1. Knight writes that these equations are a "model" of friction, not a
"law" of friction because while they are reasonably accurate
descriptions of how friction forces act, they are not perfect.
Because they are simplifications of reality that work reasonably well,
they are more appropriately called "models", rather than laws.

I can see why Knight makes these points - he wants to distinguish
between "laws of nature" that are "always true" and empirical
relationships that are "mostly true". However, the way he is using
the terms "model" and "law" are not the way I would.

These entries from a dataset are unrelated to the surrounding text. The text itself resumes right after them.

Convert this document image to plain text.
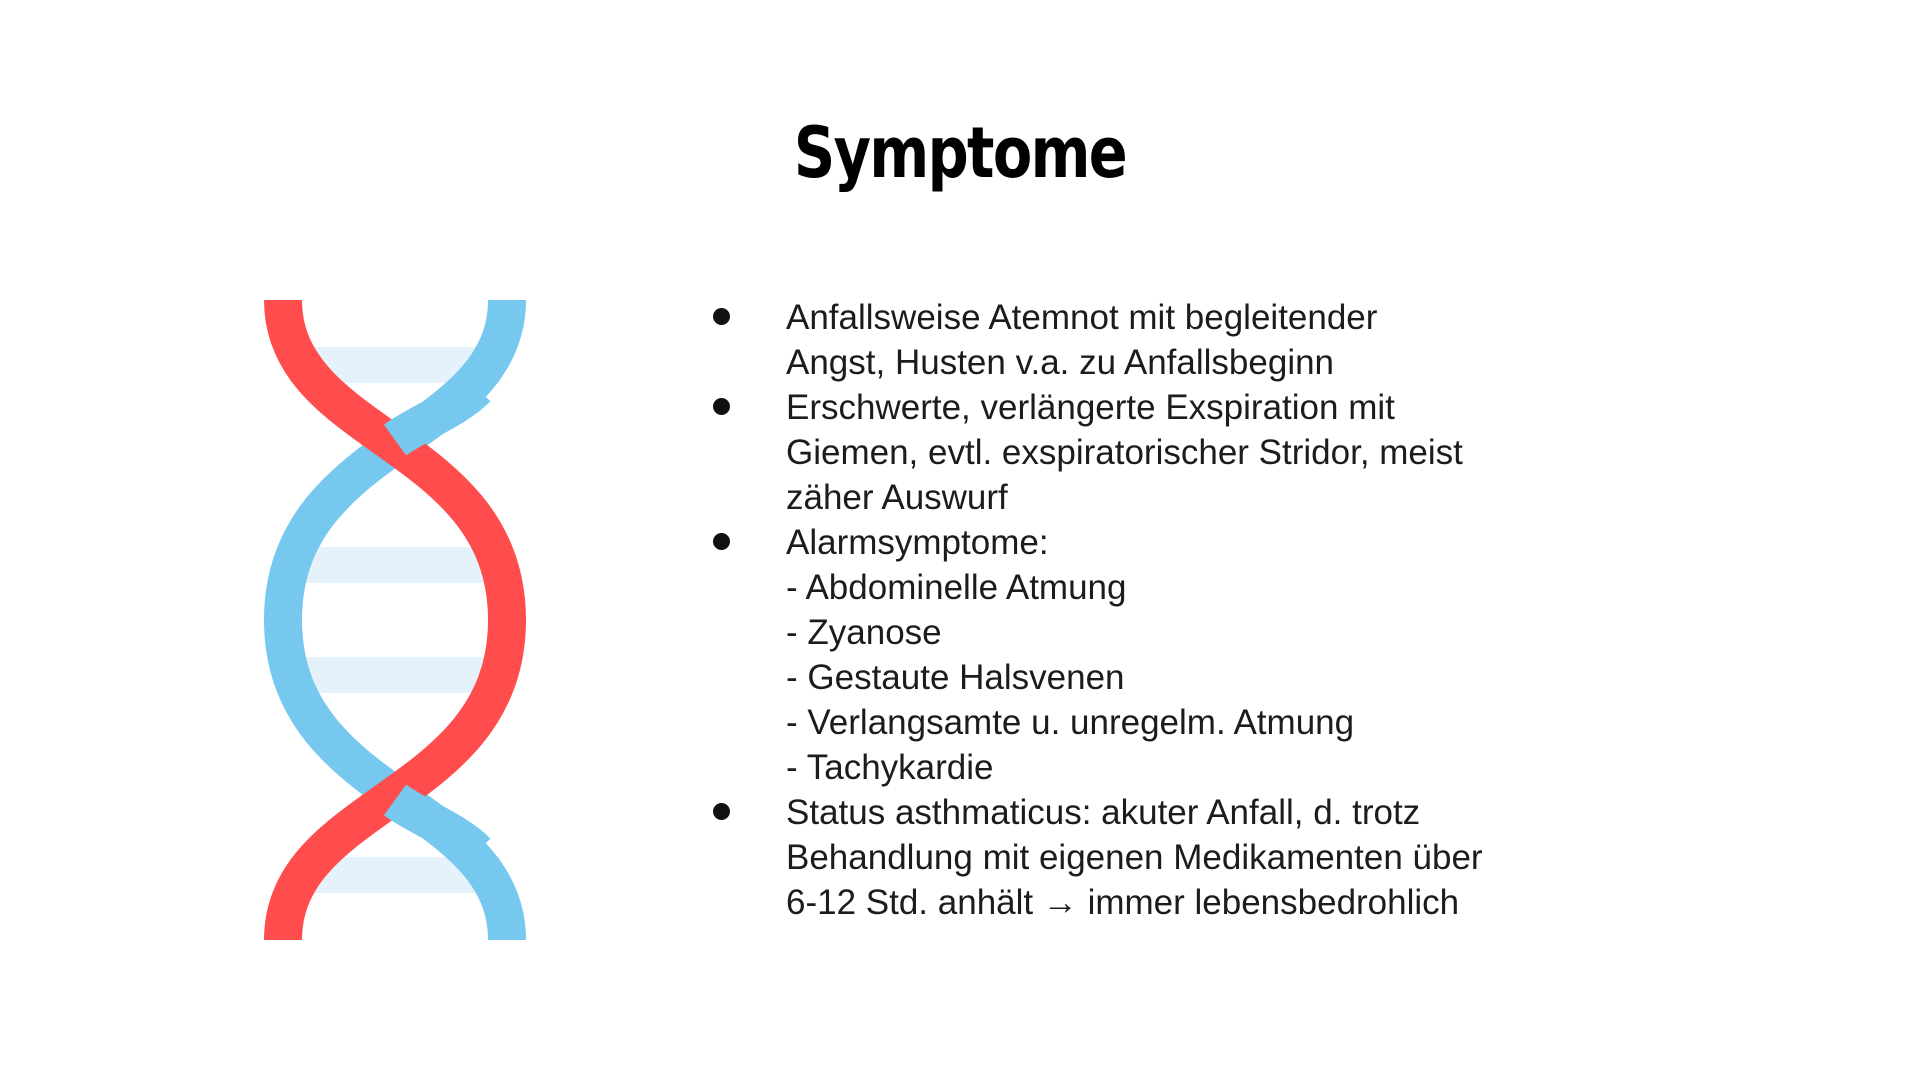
Symptome
Anfallsweise Atemnot mit begleitender
Angst, Husten v.a. zu Anfallsbeginn
Erschwerte, verlängerte Exspiration mit
Giemen, evtl. exspiratorischer Stridor, meist
zäher Auswurf
Alarmsymptome:
- Abdominelle Atmung
- Zyanose
- Gestaute Halsvenen
- Verlangsamte u. unregelm. Atmung
- Tachykardie
Status asthmaticus: akuter Anfall, d. trotz
Behandlung mit eigenen Medikamenten über
6-12 Std. anhält → immer lebensbedrohlich
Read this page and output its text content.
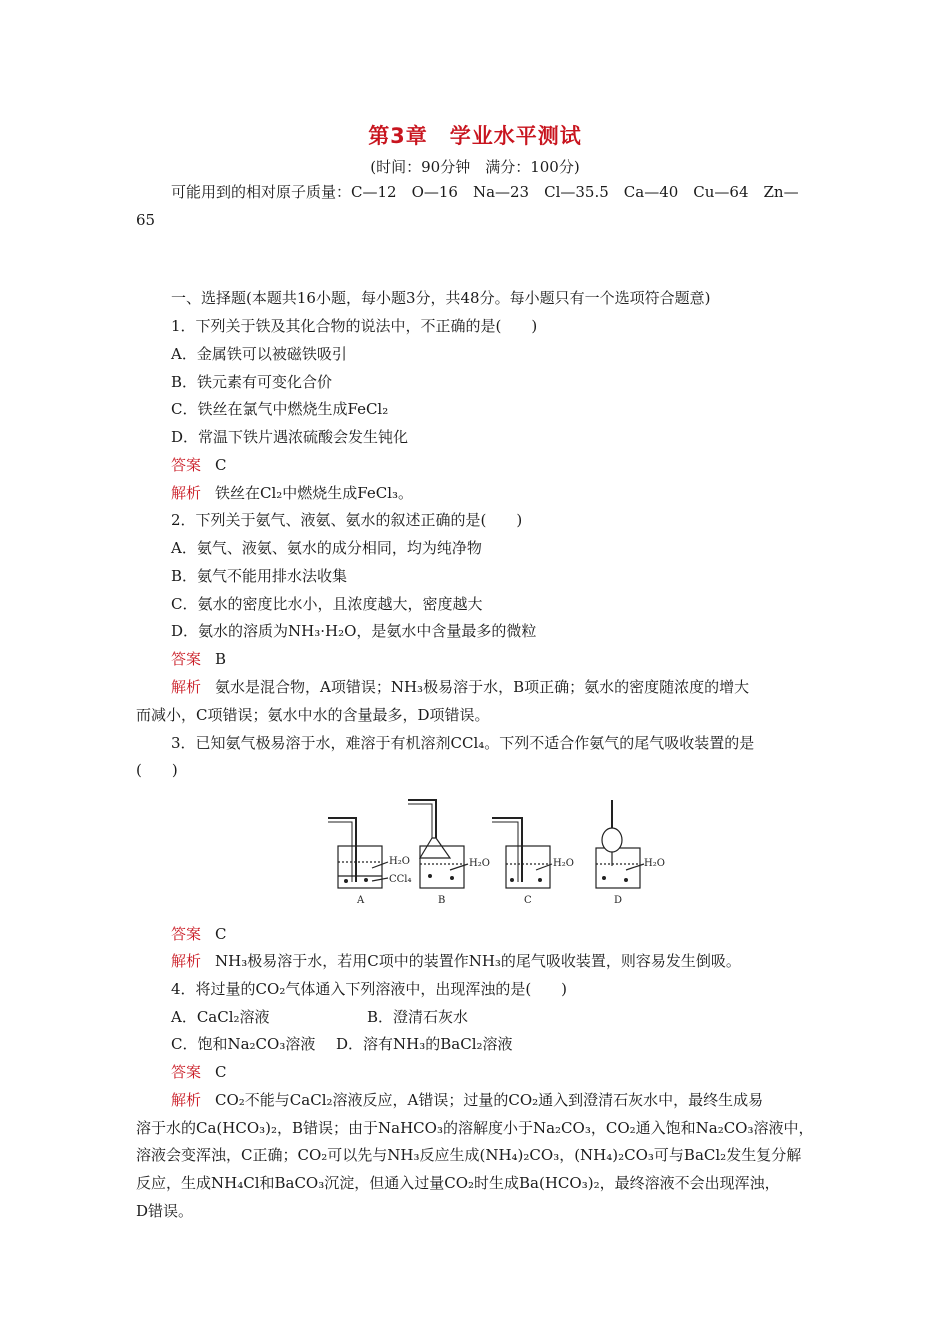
第3章　学业水平测试
(时间：90分钟　满分：100分)
可能用到的相对原子质量：C—12　O—16　Na—23　Cl—35.5　Ca—40　Cu—64　Zn—
65
一、选择题(本题共16小题，每小题3分，共48分。每小题只有一个选项符合题意)
1．下列关于铁及其化合物的说法中，不正确的是(　　)
A．金属铁可以被磁铁吸引
B．铁元素有可变化合价
C．铁丝在氯气中燃烧生成FeCl₂
D．常温下铁片遇浓硫酸会发生钝化
答案 C
解析 铁丝在Cl₂中燃烧生成FeCl₃。
2．下列关于氨气、液氨、氨水的叙述正确的是(　　)
A．氨气、液氨、氨水的成分相同，均为纯净物
B．氨气不能用排水法收集
C．氨水的密度比水小，且浓度越大，密度越大
D．氨水的溶质为NH₃·H₂O，是氨水中含量最多的微粒
答案 B
解析 氨水是混合物，A项错误；NH₃极易溶于水，B项正确；氨水的密度随浓度的增大
而减小，C项错误；氨水中水的含量最多，D项错误。
3．已知氨气极易溶于水，难溶于有机溶剂CCl₄。下列不适合作氨气的尾气吸收装置的是
(　　)
H₂O
CCl₄
H₂O	H₂O	H₂O
A	B	C	D
答案 C
解析 NH₃极易溶于水，若用C项中的装置作NH₃的尾气吸收装置，则容易发生倒吸。
4．将过量的CO₂气体通入下列溶液中，出现浑浊的是(　　)
A．CaCl₂溶液	B．澄清石灰水
C．饱和Na₂CO₃溶液 D．溶有NH₃的BaCl₂溶液
答案 C
解析 CO₂不能与CaCl₂溶液反应，A错误；过量的CO₂通入到澄清石灰水中，最终生成易
溶于水的Ca(HCO₃)₂，B错误；由于NaHCO₃的溶解度小于Na₂CO₃，CO₂通入饱和Na₂CO₃溶液中，
溶液会变浑浊，C正确；CO₂可以先与NH₃反应生成(NH₄)₂CO₃，(NH₄)₂CO₃可与BaCl₂发生复分解
反应，生成NH₄Cl和BaCO₃沉淀，但通入过量CO₂时生成Ba(HCO₃)₂，最终溶液不会出现浑浊，
D错误。
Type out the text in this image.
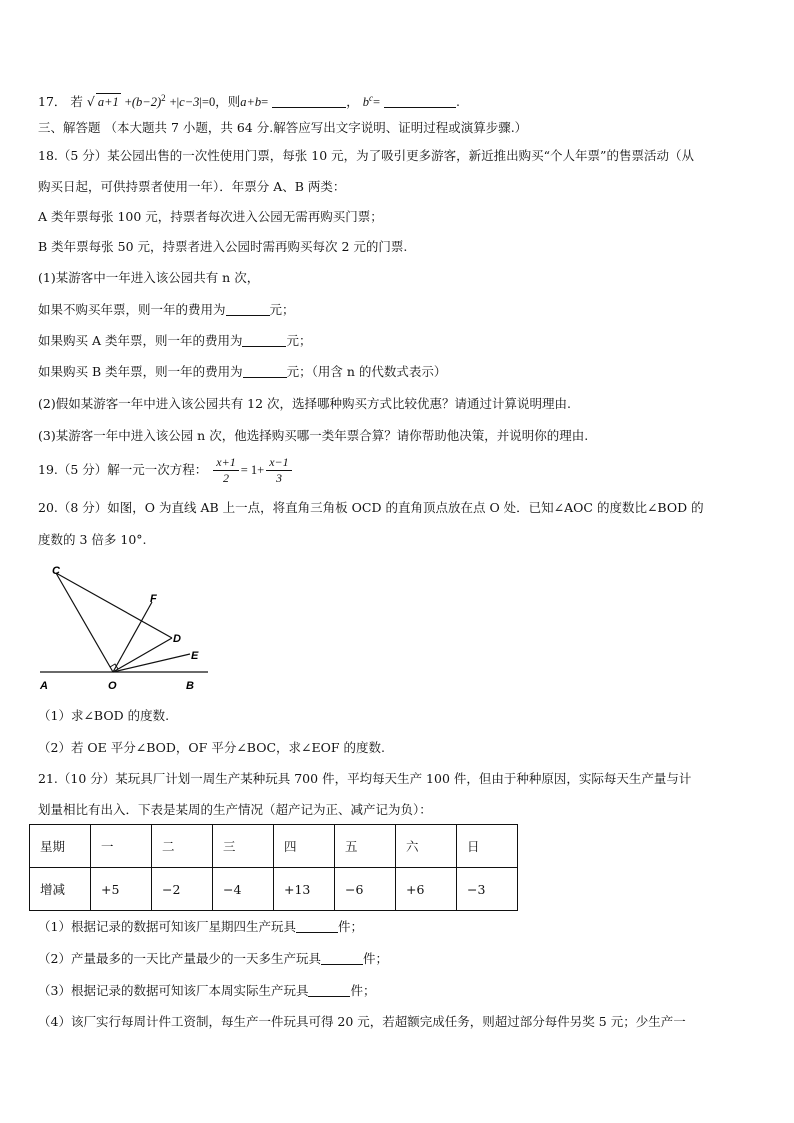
17． 若 √ $a+1 +(b-2)^2 +|c-3|=0$，则a+b=	， $b^c=$	.
三、解答题 （本大题共 7 小题，共 64 分.解答应写出文字说明、证明过程或演算步骤.）
18.（5 分）某公园出售的一次性使用门票，每张 10 元，为了吸引更多游客，新近推出购买“个人年票”的售票活动（从
购买日起，可供持票者使用一年）．年票分 A、B 两类：
A 类年票每张 100 元，持票者每次进入公园无需再购买门票；
B 类年票每张 50 元，持票者进入公园时需再购买每次 2 元的门票.
(1)某游客中一年进入该公园共有 n 次，
如果不购买年票，则一年的费用为	元；
如果购买 A 类年票，则一年的费用为	元；
如果购买 B 类年票，则一年的费用为	元；（用含 n 的代数式表示）
(2)假如某游客一年中进入该公园共有 12 次，选择哪种购买方式比较优惠？请通过计算说明理由.
(3)某游客一年中进入该公园 n 次，他选择购买哪一类年票合算？请你帮助他决策，并说明你的理由.
19.（5 分）解一元一次方程： $\frac{x+1}{2} = 1+ \frac{x-1}{3}$
20.（8 分）如图，O 为直线 AB 上一点，将直角三角板 OCD 的直角顶点放在点 O 处．已知∠AOC 的度数比∠BOD 的
度数的 3 倍多 10°.
C
F
D
E
A	O	B
（1）求∠BOD 的度数.
（2）若 OE 平分∠BOD，OF 平分∠BOC，求∠EOF 的度数.
21.（10 分）某玩具厂计划一周生产某种玩具 700 件，平均每天生产 100 件，但由于种种原因，实际每天生产量与计
划量相比有出入．下表是某周的生产情况（超产记为正、减产记为负）：
星期	一	二	三	四	五	六	日
增减	+5	−2	−4	+13	−6	+6	−3
（1）根据记录的数据可知该厂星期四生产玩具	件；
（2）产量最多的一天比产量最少的一天多生产玩具	件；
（3）根据记录的数据可知该厂本周实际生产玩具	件；
（4）该厂实行每周计件工资制，每生产一件玩具可得 20 元，若超额完成任务，则超过部分每件另奖 5 元；少生产一
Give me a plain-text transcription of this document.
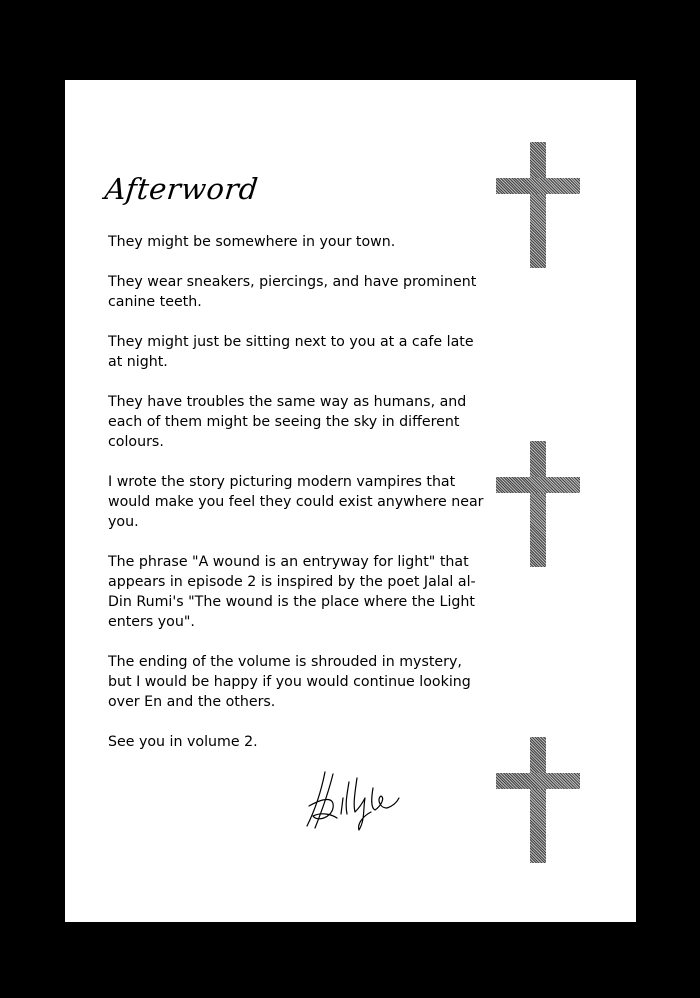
Afterword

They might be somewhere in your town.

They wear sneakers, piercings, and have prominent canine teeth.

They might just be sitting next to you at a cafe late at night.

They have troubles the same way as humans, and each of them might be seeing the sky in different colours.

I wrote the story picturing modern vampires that would make you feel they could exist anywhere near you.

The phrase "A wound is an entryway for light" that appears in episode 2 is inspired by the poet Jalal al-Din Rumi's "The wound is the place where the Light enters you".

The ending of the volume is shrouded in mystery, but I would be happy if you would continue looking over En and the others.

See you in volume 2.
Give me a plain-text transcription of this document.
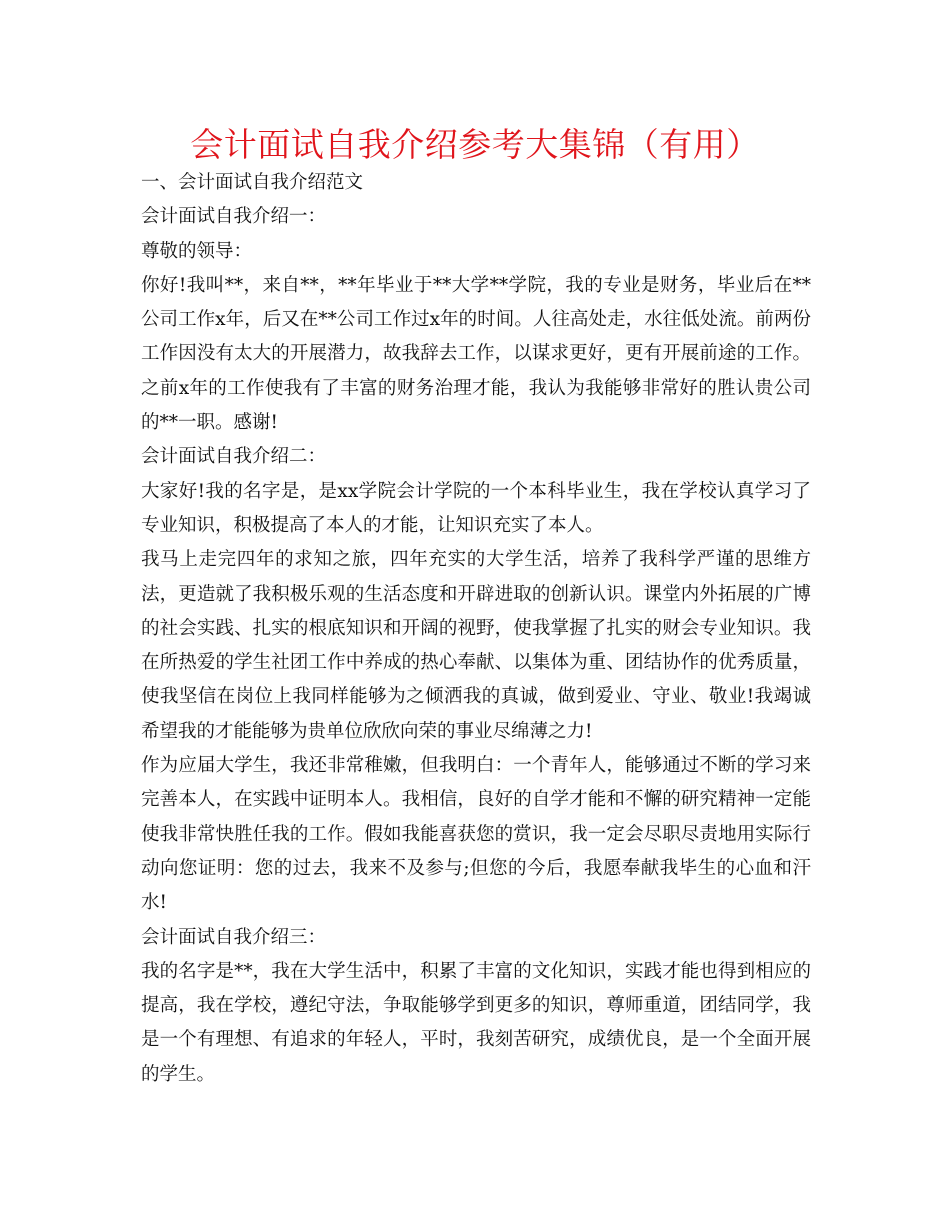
会计面试自我介绍参考大集锦（有用）

一、会计面试自我介绍范文

会计面试自我介绍一：

尊敬的领导：

你好!我叫**，来自**，**年毕业于**大学**学院，我的专业是财务，毕业后在**公司工作x年，后又在**公司工作过x年的时间。人往高处走，水往低处流。前两份工作因没有太大的开展潜力，故我辞去工作，以谋求更好，更有开展前途的工作。之前x年的工作使我有了丰富的财务治理才能，我认为我能够非常好的胜认贵公司的**一职。感谢!

会计面试自我介绍二：

大家好!我的名字是，是xx学院会计学院的一个本科毕业生，我在学校认真学习了专业知识，积极提高了本人的才能，让知识充实了本人。

我马上走完四年的求知之旅，四年充实的大学生活，培养了我科学严谨的思维方法，更造就了我积极乐观的生活态度和开辟进取的创新认识。课堂内外拓展的广博的社会实践、扎实的根底知识和开阔的视野，使我掌握了扎实的财会专业知识。我在所热爱的学生社团工作中养成的热心奉献、以集体为重、团结协作的优秀质量，使我坚信在岗位上我同样能够为之倾洒我的真诚，做到爱业、守业、敬业!我竭诚希望我的才能能够为贵单位欣欣向荣的事业尽绵薄之力!

作为应届大学生，我还非常稚嫩，但我明白：一个青年人，能够通过不断的学习来完善本人，在实践中证明本人。我相信，良好的自学才能和不懈的研究精神一定能使我非常快胜任我的工作。假如我能喜获您的赏识，我一定会尽职尽责地用实际行动向您证明：您的过去，我来不及参与;但您的今后，我愿奉献我毕生的心血和汗水!

会计面试自我介绍三：

我的名字是**，我在大学生活中，积累了丰富的文化知识，实践才能也得到相应的提高，我在学校，遵纪守法，争取能够学到更多的知识，尊师重道，团结同学，我是一个有理想、有追求的年轻人，平时，我刻苦研究，成绩优良，是一个全面开展的学生。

I wouldn't go near this with a 3m pole.

*ARE* there any laws that are "always true" ... so true that it couldn't possibly be worth checking them?
*) Newton's laws? Depending on how you define F, m, and a,
the 2nd law is only approximately true, i.e. dependent on
the approximation that v << c
*) Special relativity? People still do ether-drift experiments.
They expect a null result, but they keep their eyes open anyway.
*) Equivalence of gravitational mass and inertial mass? People
still do Eötvös experiments. And the "equivalence" must be
verrry carefully stated to have any chance of withstanding
scrutiny (e.g. for rotating masses).
*) "2 and 2 makes 4"? Not true for the amplitude of waves.

Physics is a _natural science_, not an exact science. Get used to it.